- Lone Scouts: Scouting portal

= Lone Scouts =

Scout movement members who are isolated

Lone Scouts are members of the Scout movement who undertake scout activities on their own or by distance communication, usually because they live in isolated areas or otherwise do not participate in scout activities with other scouts. A Lone Scout may have an adult Scout leader or counselor who may instruct and supervise them. They can follow the same program as other Scouts and may advance in the same way as all other Scouts.

Lone Scouts exist in many countries in the world, including Australia, the United Kingdom, Canada and the United States.

==History==
John Hargrave was the inspirator of the Lone Scouts. Hargrave wrote a series of articles for "Lone Scouts", held Lonecraft Camps and wrote Lonecraft, the handbook for Lone Scouts, published in 1913. Hargrave's book referred to individual Lone Scouts and Lone Patrols. Hargrave dedicated his book to naturalist Ernest Thompson Seton, founder of the Woodcraft League. Hargrave was an early Boy Scout and, in 1917, became Commissioner for Woodcraft and Camping in the Baden-Powell Boy Scouts but Baden-Powell and his organization refused to recognize Hargrave's Lone Scouts and Woodcraft Scouting. Hargrave, a Quaker pacifist and medical corps war veteran of the disastrous 1915 Gallipoli Campaign, became increasingly disenchanted with the military dominated leadership and militarism of the Baden-Powell Boy Scouts and in February, 1919, he held a meeting of like-minded Scout leaders. In 1920 Hargrave formed the Kindred of the Kibbo Kift and in January 1921 he was expelled from Baden-Powell's organization. Many Lone Scouts disassociated from the Baden-Powell organization, some joined Hargrave's Kibbo Kift while others joined the British Boy Scouts, other National Peace Scouts or remained independent Scouts and patrols.

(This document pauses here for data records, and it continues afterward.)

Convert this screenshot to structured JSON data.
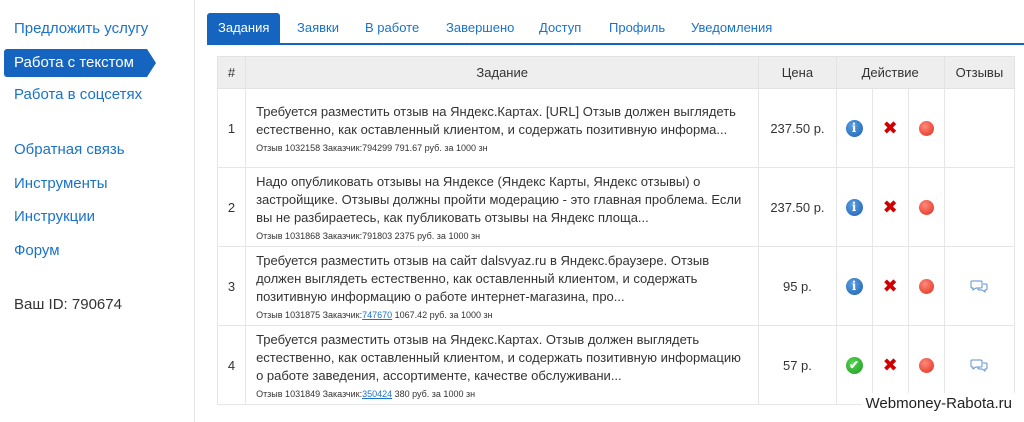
{
  "sidebar": {
    "items": [
      {
        "label": "Предложить услугу"
      },
      {
        "label": "Работа с текстом"
      },
      {
        "label": "Работа в соцсетях"
      },
      {
        "label": "Обратная связь"
      },
      {
        "label": "Инструменты"
      },
      {
        "label": "Инструкции"
      },
      {
        "label": "Форум"
      }
    ],
    "user_id": "Ваш ID: 790674"
  },
  "tabs": [
    {
      "label": "Задания"
    },
    {
      "label": "Заявки"
    },
    {
      "label": "В работе"
    },
    {
      "label": "Завершено"
    },
    {
      "label": "Доступ"
    },
    {
      "label": "Профиль"
    },
    {
      "label": "Уведомления"
    }
  ],
  "table": {
    "headers": {
      "num": "#",
      "task": "Задание",
      "price": "Цена",
      "action": "Действие",
      "reviews": "Отзывы"
    },
    "rows": [
      {
        "num": "1",
        "text": "Требуется разместить отзыв на Яндекс.Картах. [URL] Отзыв должен выглядеть естественно, как оставленный клиентом, и содержать позитивную информа...",
        "meta_prefix": "Отзыв 1032158 Заказчик:",
        "client": "794299",
        "meta_suffix": " 791.67 руб. за 1000 зн",
        "price": "237.50 р.",
        "status": "info"
      },
      {
        "num": "2",
        "text": "Надо опубликовать отзывы на Яндексе (Яндекс Карты, Яндекс отзывы) о застройщике. Отзывы должны пройти модерацию - это главная проблема. Если вы не разбираетесь, как публиковать отзывы на Яндекс площа...",
        "meta_prefix": "Отзыв 1031868 Заказчик:",
        "client": "791803",
        "meta_suffix": " 2375 руб. за 1000 зн",
        "price": "237.50 р.",
        "status": "info"
      },
      {
        "num": "3",
        "text": "Требуется разместить отзыв на сайт dalsvyaz.ru в Яндекс.браузере. Отзыв должен выглядеть естественно, как оставленный клиентом, и содержать позитивную информацию о работе интернет-магазина, про...",
        "meta_prefix": "Отзыв 1031875 Заказчик:",
        "client": "747670",
        "meta_suffix": " 1067.42 руб. за 1000 зн",
        "price": "95 р.",
        "status": "info"
      },
      {
        "num": "4",
        "text": "Требуется разместить отзыв на Яндекс.Картах. Отзыв должен выглядеть естественно, как оставленный клиентом, и содержать позитивную информацию о работе заведения, ассортименте, качестве обслуживани...",
        "meta_prefix": "Отзыв 1031849 Заказчик:",
        "client": "350424",
        "meta_suffix": " 380 руб. за 1000 зн",
        "price": "57 р.",
        "status": "ok"
      }
    ]
  },
  "icons": {
    "info": "i",
    "ok": "✔",
    "cross": "✖"
  },
  "colors": {
    "accent": "#1565c0",
    "link": "#1a73c8",
    "cross": "#d00000"
  },
  "watermark": "Webmoney-Rabota.ru"
}
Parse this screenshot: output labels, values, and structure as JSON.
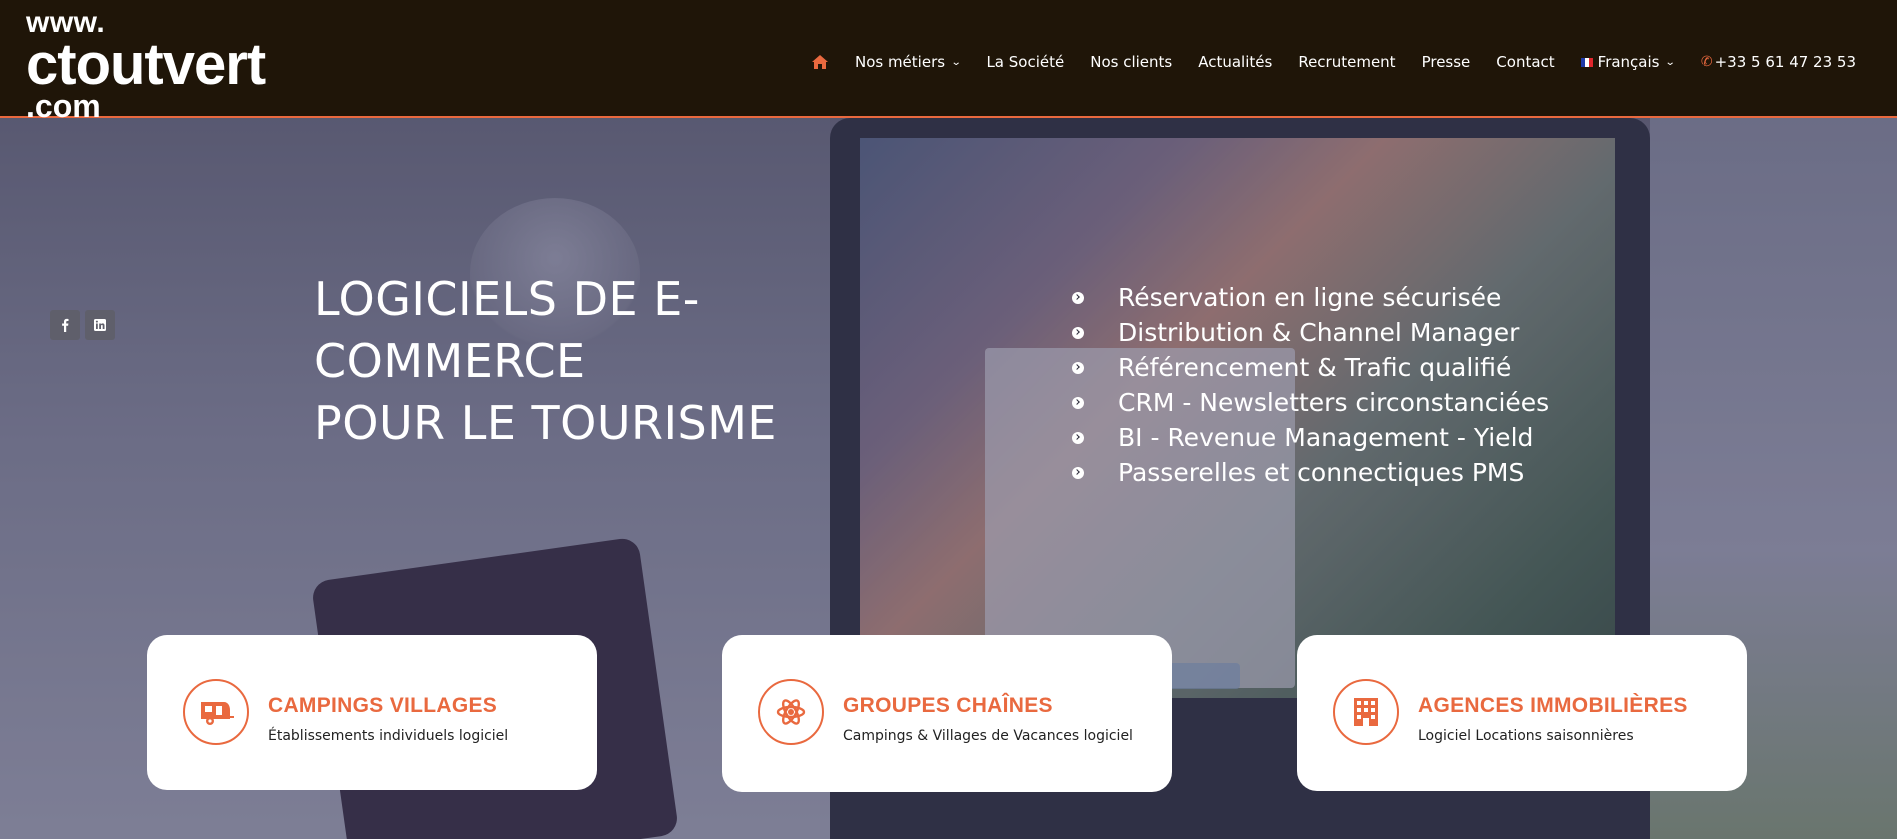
{
  "header": {
    "logo": {
      "line1": "www.",
      "line2": "ctoutvert",
      "line3": ".com"
    },
    "nav": {
      "home_icon": "home-icon",
      "items": [
        {
          "label": "Nos métiers",
          "has_dropdown": true
        },
        {
          "label": "La Société"
        },
        {
          "label": "Nos clients"
        },
        {
          "label": "Actualités"
        },
        {
          "label": "Recrutement"
        },
        {
          "label": "Presse"
        },
        {
          "label": "Contact"
        }
      ],
      "language": {
        "label": "Français",
        "flag": "france-flag-icon"
      },
      "phone": {
        "label": "+33 5 61 47 23 53",
        "icon": "phone-icon"
      }
    },
    "accent_color": "#e9693f",
    "background_color": "#1f1508"
  },
  "social": [
    {
      "name": "facebook",
      "icon": "facebook-icon"
    },
    {
      "name": "linkedin",
      "icon": "linkedin-icon"
    }
  ],
  "hero": {
    "title_line1": "LOGICIELS DE E-",
    "title_line2": "COMMERCE",
    "title_line3": "POUR LE TOURISME",
    "features": [
      "Réservation en ligne sécurisée",
      "Distribution & Channel Manager",
      "Référencement & Trafic qualifié",
      "CRM - Newsletters circonstanciées",
      "BI - Revenue Management - Yield",
      "Passerelles et connectiques PMS"
    ]
  },
  "cards": [
    {
      "title": "CAMPINGS VILLAGES",
      "subtitle": "Établissements individuels logiciel",
      "icon": "caravan-icon"
    },
    {
      "title": "GROUPES CHAÎNES",
      "subtitle": "Campings & Villages de Vacances logiciel",
      "icon": "atom-icon"
    },
    {
      "title": "AGENCES IMMOBILIÈRES",
      "subtitle": "Logiciel Locations saisonnières",
      "icon": "building-icon"
    }
  ]
}
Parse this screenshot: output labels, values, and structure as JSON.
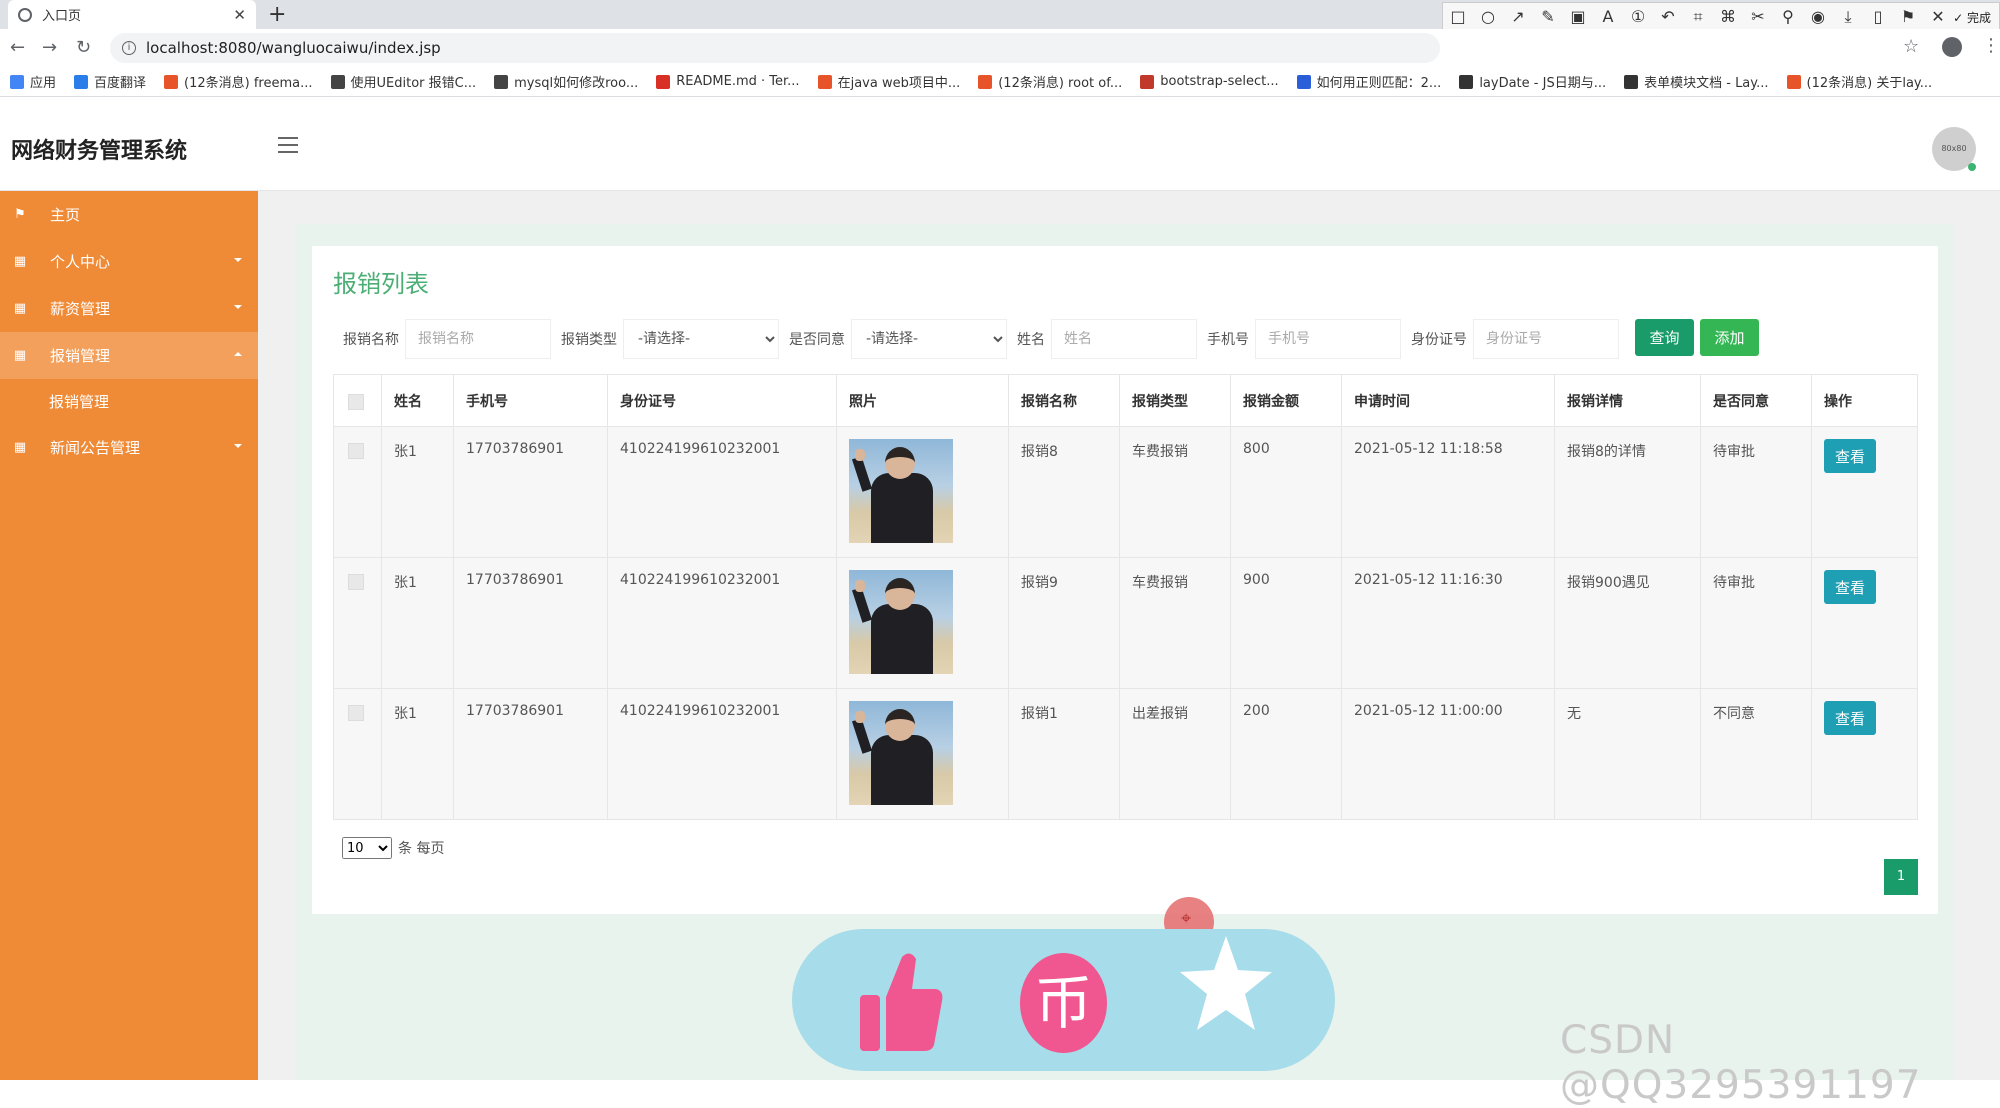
{
  "browser": {
    "tab_title": "入口页",
    "url": "localhost:8080/wangluocaiwu/index.jsp",
    "bookmarks": [
      {
        "label": "应用",
        "color": "#4285f4"
      },
      {
        "label": "百度翻译",
        "color": "#2b7de9"
      },
      {
        "label": "(12条消息) freema...",
        "color": "#e8542a"
      },
      {
        "label": "使用UEditor 报错C...",
        "color": "#444444"
      },
      {
        "label": "mysql如何修改roo...",
        "color": "#444444"
      },
      {
        "label": "README.md · Ter...",
        "color": "#d93025"
      },
      {
        "label": "在java web项目中...",
        "color": "#e8542a"
      },
      {
        "label": "(12条消息) root of...",
        "color": "#e8542a"
      },
      {
        "label": "bootstrap-select...",
        "color": "#c0392b"
      },
      {
        "label": "如何用正则匹配：2...",
        "color": "#2b5fd9"
      },
      {
        "label": "layDate - JS日期与...",
        "color": "#333333"
      },
      {
        "label": "表单模块文档 - Lay...",
        "color": "#333333"
      },
      {
        "label": "(12条消息) 关于lay...",
        "color": "#e8542a"
      }
    ]
  },
  "annotation_toolbar": {
    "font_size": "18",
    "done_label": "完成",
    "current_color": "#e8312f",
    "palette": [
      "#000000",
      "#555555",
      "#8b0000",
      "#c0392b",
      "#e67e22",
      "#27ae60",
      "#2ecc71",
      "#16a085",
      "#ffffff",
      "#aaaaaa",
      "#e84393",
      "#f1c40f",
      "#a3d14a",
      "#3498db",
      "#8e44ad",
      "#00bcd4"
    ]
  },
  "app": {
    "title": "网络财务管理系统",
    "avatar_text": "80x80"
  },
  "sidebar": {
    "items": [
      {
        "label": "主页",
        "icon": "flag-icon",
        "has_caret": false
      },
      {
        "label": "个人中心",
        "icon": "grid-icon",
        "has_caret": true
      },
      {
        "label": "薪资管理",
        "icon": "grid-icon",
        "has_caret": true
      },
      {
        "label": "报销管理",
        "icon": "grid-icon",
        "has_caret": true,
        "active": true
      },
      {
        "label": "新闻公告管理",
        "icon": "grid-icon",
        "has_caret": true
      }
    ],
    "sub_item": "报销管理"
  },
  "page": {
    "title": "报销列表"
  },
  "search": {
    "name_label": "报销名称",
    "name_placeholder": "报销名称",
    "type_label": "报销类型",
    "type_value": "-请选择-",
    "agree_label": "是否同意",
    "agree_value": "-请选择-",
    "person_label": "姓名",
    "person_placeholder": "姓名",
    "phone_label": "手机号",
    "phone_placeholder": "手机号",
    "id_label": "身份证号",
    "id_placeholder": "身份证号",
    "query_button": "查询",
    "add_button": "添加",
    "button_color": "#199b6a",
    "add_color": "#33b653"
  },
  "table": {
    "columns": [
      "姓名",
      "手机号",
      "身份证号",
      "照片",
      "报销名称",
      "报销类型",
      "报销金额",
      "申请时间",
      "报销详情",
      "是否同意",
      "操作"
    ],
    "rows": [
      {
        "name": "张1",
        "phone": "17703786901",
        "id_no": "410224199610232001",
        "title": "报销8",
        "type": "车费报销",
        "amount": "800",
        "time": "2021-05-12 11:18:58",
        "detail": "报销8的详情",
        "status": "待审批",
        "action": "查看"
      },
      {
        "name": "张1",
        "phone": "17703786901",
        "id_no": "410224199610232001",
        "title": "报销9",
        "type": "车费报销",
        "amount": "900",
        "time": "2021-05-12 11:16:30",
        "detail": "报销900遇见",
        "status": "待审批",
        "action": "查看"
      },
      {
        "name": "张1",
        "phone": "17703786901",
        "id_no": "410224199610232001",
        "title": "报销1",
        "type": "出差报销",
        "amount": "200",
        "time": "2021-05-12 11:00:00",
        "detail": "无",
        "status": "不同意",
        "action": "查看"
      }
    ]
  },
  "pager": {
    "page_size": "10",
    "per_page_label": "条 每页",
    "current_page": "1"
  },
  "watermark": "CSDN @QQ3295391197"
}
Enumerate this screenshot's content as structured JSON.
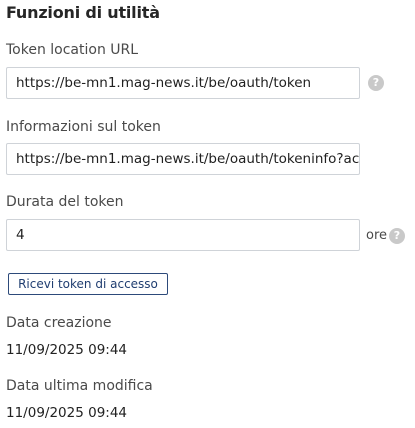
{
  "section": {
    "title": "Funzioni di utilità"
  },
  "fields": {
    "token_location": {
      "label": "Token location URL",
      "value": "https://be-mn1.mag-news.it/be/oauth/token"
    },
    "token_info": {
      "label": "Informazioni sul token",
      "value": "https://be-mn1.mag-news.it/be/oauth/tokeninfo?ac"
    },
    "token_duration": {
      "label": "Durata del token",
      "value": "4",
      "unit": "ore"
    }
  },
  "help_icon": {
    "glyph": "?",
    "icon": "help-icon"
  },
  "actions": {
    "get_token_label": "Ricevi token di accesso"
  },
  "meta": {
    "created_label": "Data creazione",
    "created_value": "11/09/2025 09:44",
    "modified_label": "Data ultima modifica",
    "modified_value": "11/09/2025 09:44"
  }
}
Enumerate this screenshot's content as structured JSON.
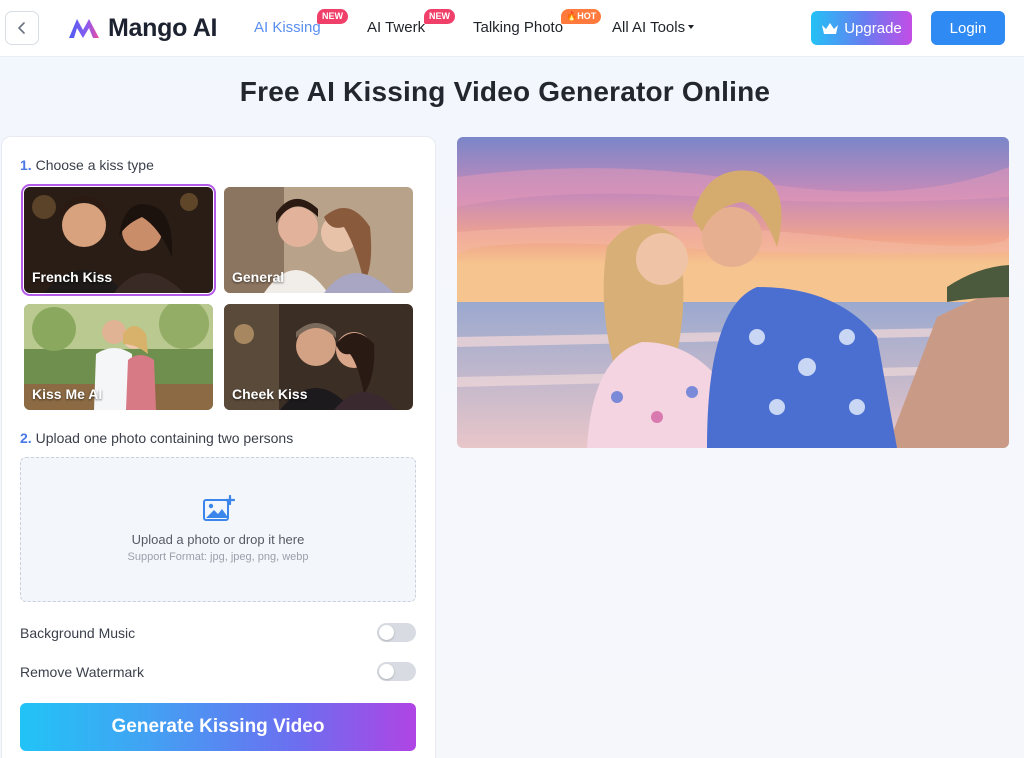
{
  "header": {
    "logo_text": "Mango AI",
    "nav": [
      {
        "label": "AI Kissing",
        "badge": "NEW",
        "active": true
      },
      {
        "label": "AI Twerk",
        "badge": "NEW",
        "active": false
      },
      {
        "label": "Talking Photo",
        "badge": "HOT",
        "active": false
      },
      {
        "label": "All AI Tools",
        "badge": "",
        "active": false
      }
    ],
    "upgrade_label": "Upgrade",
    "login_label": "Login"
  },
  "page": {
    "title": "Free AI Kissing Video Generator Online"
  },
  "form": {
    "step1": {
      "num": "1.",
      "label": "Choose a kiss type"
    },
    "kiss_types": [
      {
        "label": "French Kiss",
        "selected": true
      },
      {
        "label": "General",
        "selected": false
      },
      {
        "label": "Kiss Me AI",
        "selected": false
      },
      {
        "label": "Cheek Kiss",
        "selected": false
      }
    ],
    "step2": {
      "num": "2.",
      "label": "Upload one photo containing two persons"
    },
    "upload": {
      "text": "Upload a photo or drop it here",
      "formats": "Support Format: jpg, jpeg, png, webp"
    },
    "toggles": [
      {
        "label": "Background Music",
        "on": false
      },
      {
        "label": "Remove Watermark",
        "on": false
      }
    ],
    "generate_label": "Generate Kissing Video"
  },
  "colors": {
    "accent_blue": "#2f8af3",
    "active_nav": "#5a8ff0",
    "badge_new": "#f0406a",
    "badge_hot": "#ff7a3c"
  }
}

The term "Lone Scout" was later officially adopted by Baden-Powell's Boy Scouts Association.

The Lone Scouts of America were formed in 1915 by William D. Boyce, a Chicago newspaper entrepreneur. This organization merged with the Boy Scouts of America in 1924; its mission has been carried on through the BSA Lone Cub Scout and Lone Boy Scout programs.

==US criteria==

Lone Star Program

Youth in the USA who are eligible to become Lone Scouts include:

- Children of American citizens who live abroad
- Exchange students away from the United States for a year or more
- Children with disabilities that might prevent them from attending regular meetings of packs or troops
- Children in rural communities who live far from a Scouting unit
- Sons/Daughters of migrant farmworkers
- Children who attend night schools or boarding schools
- Children who have jobs that conflict with troop meetings
- Children whose families travel frequently, such as circus families, families who live on boats, missionaries, etc.
- Children who alternate living arrangements with parents who live in different communities
- Children who are unable to attend unit meetings because of life-threatening communicable diseases
- Children whose parents believe their child might be endangered by getting to Scout unit meetings
- Children who are being home schooled and whose parents do not want them spending time with other children in a youth group.